The ongoing face-off between NARD and the Federal Government epitomises the crisis. The doctors’ demands are not unreasonable; they are, in fact, basic. They want regular payment of salaries, prompt replacement of emigrating staff, hazard allowances, fair promotion, and recognition of postgraduate medical qualifications.
But even these modest requests have become battlefronts.
In September 2025, NARD staged a five-day warning strike after months of unfulfilled promises. Hospitals across the country were crippled. The strike was later suspended after partial concessions, but the doctors returned to work without any real change.
By late September, at its Annual General Meeting in Katsina, NARD issued a 30-day ultimatum listing 19 unresolved issues. Among them were the need for the enforcement of 24-hour call limits, restoration of downgraded salaries, and immediate replacement of doctors lost to the “Japa” syndrome.
The tone of the ultimatum was unmistakable: “Doctors are not slaves.”
With that deadline terminating today, tension hangs thick in the air. The government has yet to meet most of the demands. NARD leaders have hinted at another nationwide strike, a move that could paralyse the health system completely. Yet, for the doctors, it’s not about disruption; it’s about survival.
Possible Way Out: What Can Be Done
Experts argue that Nigeria’s healthcare crisis is reversible, but only with political will and decisive action.
First, recruitment and replacement must be made immediately and automatically. Each time a doctor resigns or leaves the country, another should be hired without bureaucratic delay. This “one-for-one replacement policy” is one of NARD’s strongest demands.
Second, working hours must be regulated. A 24-hour call limit, as NARD proposes, would align Nigeria with international best practices and reduce the risk of fatigue-related deaths.

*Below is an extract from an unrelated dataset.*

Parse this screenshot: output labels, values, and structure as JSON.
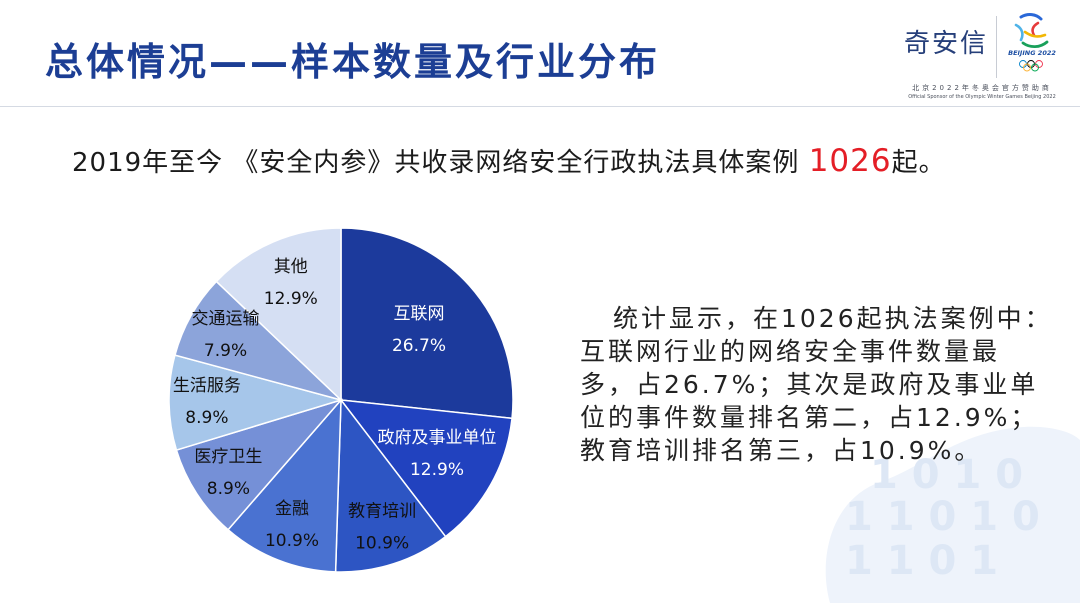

Third, the health budget must increase. The Abuja Declaration target of 15 per cent of the national budget for health must be revived and implemented, not merely mentioned in political speeches. Without adequate funding, hospitals will remain empty shells.
Fourth, incentives for retention, like housing, hazard allowances, and tax waivers, should be introduced. Doctors need to see reasons to stay. Countries like South Africa and India have implemented retention bonuses and rural posting benefits with measurable success.
Finally, the government must restore trust. Many doctors no longer believe in promises. What they need are actions, visible, consistent, and fair.
For now, the health system limps on, hollowed out and exhausted. The few who still show up every morning do so out of a sense of duty, not because the system deserves their sacrifice.
A society that watches its healers die from exhaustion is a society in decline. It is immoral to expect compassion from people who are constantly drained, underpaid, and ignored. Nigeria’s doctors have given their all, some, literally, their lives.
It is time the country gives something back.
Because if the doctors all collapse, who will be left to save the rest of us?